Setting up files for cross compiling.
On the RaspberryPi install rsync
Create a folder on the cross compiling machine called say: ~/RaspberryPi
cd to this folder and do the following:
rsync -rl pi@raspberrypi.bigpond:/lib .
rsync -rl pi@raspberrypi.bigpond:/usr .
You can then use CMake to set up a cross compiling toolchain with a file like this:
#——————————————————————————
# this one is important
SET(CMAKE_SYSTEM_NAME Linux)
#this one not so much
SET(CMAKE_SYSTEM_VERSION 1)
# specify the cross compiler
SET(CMAKE_C_COMPILER /usr/local/cross/x-tools/arm-unknown-linux-gnueabi/bin/arm-unknown-linux-gnueabi-gcc)

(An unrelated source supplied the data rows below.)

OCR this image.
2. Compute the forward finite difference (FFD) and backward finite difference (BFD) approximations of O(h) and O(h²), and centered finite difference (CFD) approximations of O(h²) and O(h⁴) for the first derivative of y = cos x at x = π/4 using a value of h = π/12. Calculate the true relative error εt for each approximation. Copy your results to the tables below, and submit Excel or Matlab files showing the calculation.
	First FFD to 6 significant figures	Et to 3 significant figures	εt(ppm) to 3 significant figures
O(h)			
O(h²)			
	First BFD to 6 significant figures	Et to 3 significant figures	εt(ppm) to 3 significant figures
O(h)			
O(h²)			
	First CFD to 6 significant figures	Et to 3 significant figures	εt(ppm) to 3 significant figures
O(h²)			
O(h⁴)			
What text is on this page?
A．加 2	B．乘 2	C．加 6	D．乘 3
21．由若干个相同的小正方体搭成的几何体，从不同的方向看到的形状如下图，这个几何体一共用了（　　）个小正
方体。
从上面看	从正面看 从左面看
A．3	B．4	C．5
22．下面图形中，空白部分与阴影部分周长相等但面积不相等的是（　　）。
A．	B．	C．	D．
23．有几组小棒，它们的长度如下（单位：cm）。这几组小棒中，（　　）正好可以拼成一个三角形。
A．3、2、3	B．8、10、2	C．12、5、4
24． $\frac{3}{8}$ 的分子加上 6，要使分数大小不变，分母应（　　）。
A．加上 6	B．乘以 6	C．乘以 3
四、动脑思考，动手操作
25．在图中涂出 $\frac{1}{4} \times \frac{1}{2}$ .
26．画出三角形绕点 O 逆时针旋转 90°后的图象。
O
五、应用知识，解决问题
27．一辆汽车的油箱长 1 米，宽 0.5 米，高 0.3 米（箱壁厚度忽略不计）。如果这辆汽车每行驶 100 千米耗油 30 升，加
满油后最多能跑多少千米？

SET(CMAKE_CXX_COMPILER /usr/local/cross/x-tools/arm-unknown-linux-gnueabi/bin/arm-unknown-linux-gnueabi-g++)
# where is the target environment
SET(CMAKE_FIND_ROOT_PATH /usr/local/cross/x-tools/arm-unknown-linux-gnueabi/ /home/amaclean/RaspberryPi)
# search for programs in the build host directories
SET(CMAKE_FIND_ROOT_PATH_MODE_PROGRAM NEVER)

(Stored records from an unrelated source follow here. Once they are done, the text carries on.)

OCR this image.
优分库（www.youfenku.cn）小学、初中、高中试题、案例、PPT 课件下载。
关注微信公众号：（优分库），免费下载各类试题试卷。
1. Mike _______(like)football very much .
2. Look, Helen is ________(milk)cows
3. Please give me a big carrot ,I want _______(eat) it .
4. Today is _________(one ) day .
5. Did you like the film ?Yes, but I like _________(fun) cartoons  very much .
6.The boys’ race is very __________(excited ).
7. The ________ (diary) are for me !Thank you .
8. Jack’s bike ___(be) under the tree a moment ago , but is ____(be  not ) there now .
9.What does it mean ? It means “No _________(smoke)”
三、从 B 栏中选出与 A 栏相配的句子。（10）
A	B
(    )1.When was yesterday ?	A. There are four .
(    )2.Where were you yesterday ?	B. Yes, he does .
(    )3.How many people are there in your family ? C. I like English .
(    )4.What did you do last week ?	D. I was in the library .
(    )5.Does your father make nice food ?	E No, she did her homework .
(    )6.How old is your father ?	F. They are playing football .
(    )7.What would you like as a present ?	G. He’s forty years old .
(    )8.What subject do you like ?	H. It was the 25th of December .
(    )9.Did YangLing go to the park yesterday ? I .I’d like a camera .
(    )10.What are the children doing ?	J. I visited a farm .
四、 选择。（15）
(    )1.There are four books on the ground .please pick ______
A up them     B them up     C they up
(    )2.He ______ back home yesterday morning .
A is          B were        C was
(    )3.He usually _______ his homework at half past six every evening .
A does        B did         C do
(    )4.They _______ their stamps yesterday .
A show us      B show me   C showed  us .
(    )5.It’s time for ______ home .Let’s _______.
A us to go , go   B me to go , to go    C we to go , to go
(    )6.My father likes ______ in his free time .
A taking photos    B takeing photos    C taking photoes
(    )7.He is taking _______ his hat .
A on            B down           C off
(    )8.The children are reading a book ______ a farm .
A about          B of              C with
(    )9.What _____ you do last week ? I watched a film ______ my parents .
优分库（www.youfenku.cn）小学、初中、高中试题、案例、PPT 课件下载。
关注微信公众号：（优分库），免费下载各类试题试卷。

# for libraries and headers in the target directories
SET(CMAKE_FIND_ROOT_PATH_MODE_LIBRARY ONLY)
SET(CMAKE_FIND_ROOT_PATH_MODE_INCLUDE ONLY)
#——————————————————————————
Useful commands:
arm-unknown-linux-gnueabi-ldd –root /home/amaclean/RaspberryPi asio/tutorial/daytime1/asio_tutorial_daytime1
CMake and Eclipse
You can set up the cross compiling tool chain to work with Eclipse CDT in just the same way as the makefile method, however select “Eclipse CDT4 – Unix Makefiles” instead of “Unix Makefiles” and then import the project into Eclipse.
————————————–
Error when bootstrapping CMake:
problem while running make
on my RaspberryPi, I just ran update and upgrade today (March 12 2014) and tried
~/cmake-2.8.12.2/configure
and it fails. error above. any ideas?
Run bootstrap and see what the error is.
cmakewizard.o: file not recognized: File truncated
collect2: ld returned 1 exit status
make: *** [cmake] Error 1
———————————————
Error when bootstrapping CMake:
Problem while running make
———————————————
Log of errors: /home/pi/bin/cmake/Bootstrap.cmk/cmake_bootstrap.log
———————————————
Ivan,
Two ideas come to mind:
a) Your SD card may be full (out of memory)
or
b) The CMake build was corrupted.
Did you started this as a fresh clean build ?
re-downloaded the tar.gz, ran bootstrap;make;make install and it all worked. Must have been corrupted at some point but it works fine now!
Ivan, thanks for letting us know.